Firewall configuration
MiVoice Office 400 communication systems require a lot of different TCP/UDP ports. Firewalls used within the system must be configured accordingly.
A list with the used ports is published by Support and continually updated. The list can be accessed on the internet under FAQ section (registration required).
Each open port is a potential attack target. Therefore, open only the ports required for the operation.
Instructions on firewall configuration in AIN
Firewalls used within the AIN must be configured for AIN operation. This includes opening the relevant ports and the VPN configuration.
With VPN connections the following ports must be opened on a firewall:
If a VPN connection terminates at the firewall itself, no port needs to be opened.
If a VPN connection terminates behind the firewall, e.g. directly at the terminal, port 3389 needs to be opened at the firewall (VPN pass through).

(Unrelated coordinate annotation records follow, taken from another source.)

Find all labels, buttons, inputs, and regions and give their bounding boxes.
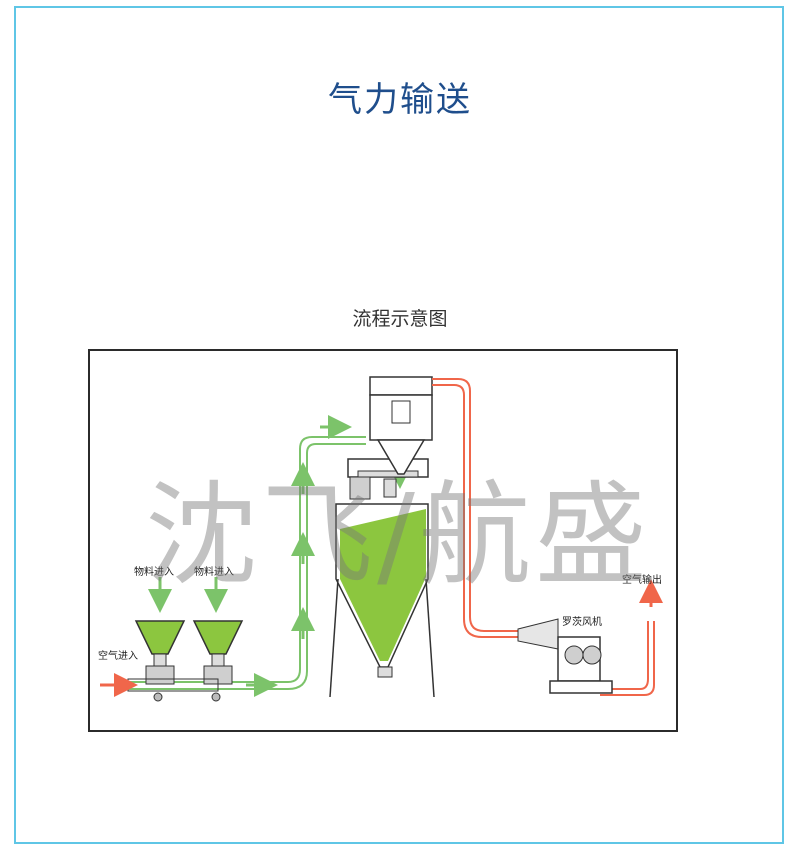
label-air-in: 空气进入 bbox=[98, 649, 138, 662]
conveying-pipe bbox=[118, 436, 366, 690]
page-frame bbox=[14, 6, 784, 844]
silo bbox=[329, 458, 435, 698]
label-roots-blower: 罗茨风机 bbox=[562, 615, 602, 628]
label-material-in-1: 物料进入 bbox=[134, 565, 174, 578]
roots-blower bbox=[517, 618, 613, 694]
feed-hopper-2 bbox=[192, 620, 244, 685]
label-air-out: 空气输出 bbox=[622, 573, 662, 586]
flow-arrows bbox=[148, 415, 412, 697]
dust-collector bbox=[369, 376, 433, 475]
feed-hopper-1 bbox=[134, 620, 186, 685]
page-title: 气力输送 bbox=[328, 80, 472, 120]
diagram-caption: 流程示意图 bbox=[352, 308, 448, 330]
label-material-in-2: 物料进入 bbox=[194, 565, 234, 578]
air-pipe bbox=[432, 378, 655, 696]
pneumatic-conveying-diagram: 物料进入 物料进入 空气进入 空气输出 罗茨风机 bbox=[98, 376, 663, 702]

If a VPN connection terminates in front of the firewall, e.g. at a different firewall, the ports used by the AIN components need to be opened.

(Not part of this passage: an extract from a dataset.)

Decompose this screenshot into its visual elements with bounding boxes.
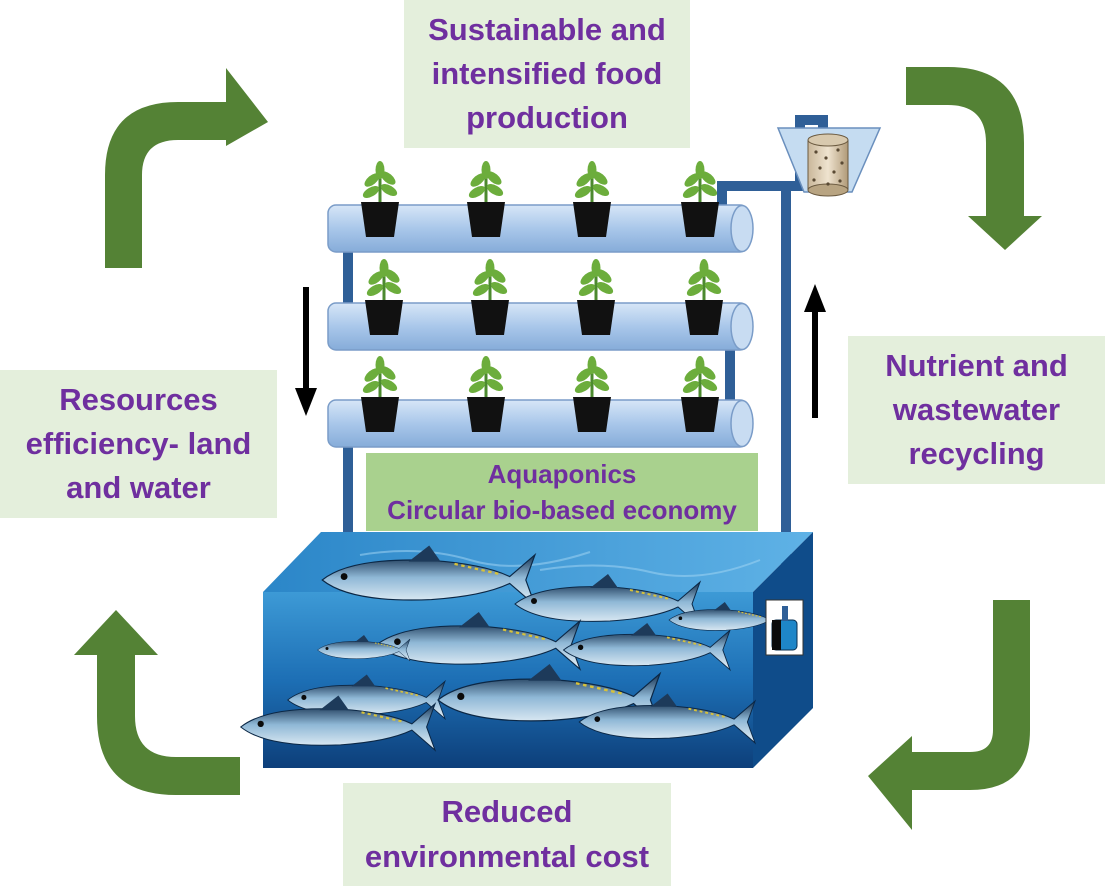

If all the WAN links in the AIN are VPN connections throughout and if they do not terminate at the firewalls themselves, port3389 only needs to be opened in the firewalls of the WAN links.
If the WAN links are only partly or not at all designed as VPN connections or if firewalls are also used within the LAN, the ports used by the AIN components must be opened.
Instructions on firewall configuration in Mitel Mobile Client
It is not necessary to be able to reach the communication server or MMC Controller from the internet via SIP port 5060. SIP port 5060 is a potential attack target and should only be opened in exceptional cases.